GoldieBlox action figure
GoldieBlox Action Figure. Image courtesy of

From across any superstore, you can identify the girls’ toy aisles. Why? Because they are covered from floor to ceiling, and shelf upon shelf with one color – pink.  Walking up and down the aisle, there are endless Barbie iterations, Barbie knock-offs, dolls, and even beauty accessories. What you don’t often see, amidst the pink and Barbies, are critical thinking toys.

Toy company GoldieBlox has decided to break the traditional Barbie-doll mold by creating toys specifically to foster inspiration, creation, and innovation in the minds of young girls. In a past blog, we discussed how GoldieBlox and other companies have been pushing for a “Fempowerment” movement. “Fempowerment” intends to stress the importance of brains over beauty.

GoldieBlox recently released a commercial that pays homage to the iconic “1984” commercial released by one of the most innovative brands in history, Apple. In 1984, Apple released a commercial that portrayed Apple computers as a product for free thinkers. Apple’s “1984”, which aired 30 years ago, also announced the release of the first Apple computer. While watching the Apple commercial below, pay attention to the main character and what she is wielding.

Compared to modern standards, this commercial seems out of place. However, the message still stands.

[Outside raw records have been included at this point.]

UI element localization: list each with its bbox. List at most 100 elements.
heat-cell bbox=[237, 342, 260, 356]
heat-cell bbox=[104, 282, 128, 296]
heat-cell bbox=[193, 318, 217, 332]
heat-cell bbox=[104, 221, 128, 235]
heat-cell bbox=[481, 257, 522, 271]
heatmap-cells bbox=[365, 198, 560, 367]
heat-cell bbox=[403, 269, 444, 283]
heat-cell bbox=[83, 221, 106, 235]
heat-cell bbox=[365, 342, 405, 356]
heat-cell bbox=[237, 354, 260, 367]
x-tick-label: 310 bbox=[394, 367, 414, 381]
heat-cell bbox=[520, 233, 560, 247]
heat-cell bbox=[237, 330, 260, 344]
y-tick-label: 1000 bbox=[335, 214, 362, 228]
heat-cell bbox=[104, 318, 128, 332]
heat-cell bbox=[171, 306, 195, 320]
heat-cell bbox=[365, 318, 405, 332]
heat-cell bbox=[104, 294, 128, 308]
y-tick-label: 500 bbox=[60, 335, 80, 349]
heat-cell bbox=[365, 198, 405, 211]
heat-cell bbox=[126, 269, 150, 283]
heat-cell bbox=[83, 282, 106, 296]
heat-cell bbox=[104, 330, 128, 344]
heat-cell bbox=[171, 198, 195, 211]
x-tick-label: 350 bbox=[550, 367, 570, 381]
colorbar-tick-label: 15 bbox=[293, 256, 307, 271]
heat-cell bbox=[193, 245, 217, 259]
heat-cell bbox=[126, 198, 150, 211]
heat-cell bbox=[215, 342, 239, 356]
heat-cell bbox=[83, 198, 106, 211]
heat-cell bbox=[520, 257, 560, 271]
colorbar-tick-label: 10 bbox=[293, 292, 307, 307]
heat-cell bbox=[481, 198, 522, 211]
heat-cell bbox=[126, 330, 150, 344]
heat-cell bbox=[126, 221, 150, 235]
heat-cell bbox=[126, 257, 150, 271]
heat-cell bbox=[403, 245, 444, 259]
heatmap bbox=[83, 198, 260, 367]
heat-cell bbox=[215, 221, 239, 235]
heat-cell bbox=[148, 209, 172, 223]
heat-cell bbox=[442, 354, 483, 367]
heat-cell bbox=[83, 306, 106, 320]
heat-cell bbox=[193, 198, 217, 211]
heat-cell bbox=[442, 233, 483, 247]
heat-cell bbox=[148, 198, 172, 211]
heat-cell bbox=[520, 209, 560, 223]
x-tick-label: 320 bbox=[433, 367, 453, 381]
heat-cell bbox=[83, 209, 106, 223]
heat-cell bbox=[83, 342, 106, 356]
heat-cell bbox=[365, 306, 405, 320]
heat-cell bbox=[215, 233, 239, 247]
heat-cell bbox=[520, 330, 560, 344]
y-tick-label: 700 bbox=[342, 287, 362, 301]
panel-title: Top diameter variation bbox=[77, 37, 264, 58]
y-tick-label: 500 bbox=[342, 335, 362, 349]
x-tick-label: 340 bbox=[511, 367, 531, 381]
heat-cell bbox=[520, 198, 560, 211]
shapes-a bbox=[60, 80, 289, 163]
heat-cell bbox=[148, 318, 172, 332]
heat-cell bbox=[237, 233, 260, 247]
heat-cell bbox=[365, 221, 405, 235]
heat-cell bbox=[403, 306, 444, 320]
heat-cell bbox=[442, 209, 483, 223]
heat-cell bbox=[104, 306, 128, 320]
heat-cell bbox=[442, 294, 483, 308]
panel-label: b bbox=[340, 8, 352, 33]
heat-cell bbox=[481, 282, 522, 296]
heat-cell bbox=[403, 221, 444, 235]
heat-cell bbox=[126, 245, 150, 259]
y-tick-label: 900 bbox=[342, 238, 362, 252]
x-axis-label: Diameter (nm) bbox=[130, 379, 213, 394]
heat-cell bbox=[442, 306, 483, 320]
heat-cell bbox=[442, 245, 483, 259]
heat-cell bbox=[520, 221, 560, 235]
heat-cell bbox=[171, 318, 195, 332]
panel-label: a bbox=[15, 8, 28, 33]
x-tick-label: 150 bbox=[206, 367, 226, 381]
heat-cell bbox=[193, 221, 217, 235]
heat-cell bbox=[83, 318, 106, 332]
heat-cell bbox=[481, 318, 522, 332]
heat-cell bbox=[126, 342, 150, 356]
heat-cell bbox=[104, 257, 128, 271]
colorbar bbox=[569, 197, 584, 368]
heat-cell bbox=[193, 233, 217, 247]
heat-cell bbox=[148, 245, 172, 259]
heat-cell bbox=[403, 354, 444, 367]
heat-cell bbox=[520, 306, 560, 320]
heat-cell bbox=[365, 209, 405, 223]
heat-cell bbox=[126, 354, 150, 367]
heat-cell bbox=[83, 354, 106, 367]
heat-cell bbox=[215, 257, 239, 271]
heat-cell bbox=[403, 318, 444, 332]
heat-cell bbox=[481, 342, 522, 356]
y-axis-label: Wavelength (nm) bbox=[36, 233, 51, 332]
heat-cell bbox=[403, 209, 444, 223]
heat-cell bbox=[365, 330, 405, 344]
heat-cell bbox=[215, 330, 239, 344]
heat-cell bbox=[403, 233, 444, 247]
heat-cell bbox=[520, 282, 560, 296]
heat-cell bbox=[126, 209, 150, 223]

Let’s look at the GoldieBlox version, which takes the same idea and applies it to young girls. The commercial opens with a strong statement “Fashion dolls teach girls to value beauty over brains. One is sold every 3 seconds.” The following scenes show a pretty face on a monitor talking about beauty being “perfection,” while young girls in heels walk in a line and pick up a typical fashion doll off of an assembly line.

Similar to the Apple commercial, a girl wearing different clothing and wielding a hammer takes matters into her own hands by destroying the machine, along with the screen. As the equipment is being destroyed, the other girls pull off their heels, leave the designated line, and begin to cheer.

GoldieBlox action figure set
GoldieBlox Action Figure set. Image courtesy of

In case you missed it, the commercial was created to promote the GoldieBlox action figure. Yes, you read that right. This girls’ toy is an action figure, not a doll. In fact, this action figure comes complete with a four-meter zipline, axels, spacers, and washers. GoldieBlox claims that their first action figure “encourages spatial skills, basic engineering principles (suspension), and confidence in problem solving.” The action figure is even engineered similar to a typical boys’ action figure, with articulated shoulders, hips, knees, joints, and hands that are intended to grip different tools.

GoldieBlox has branded itself as a leader in innovation within the toy industry and as a company that challenges traditional ideas. Each toy is intended to encourage young girls to use critical thinking skills and basic engineering principles to create something rewarding.

Will GoldieBlox break down the walls of traditional gender roles? It seems to be one of the leaders among many companies out there, like Apple, that preaches technological advancement and innovation regardless of age and gender.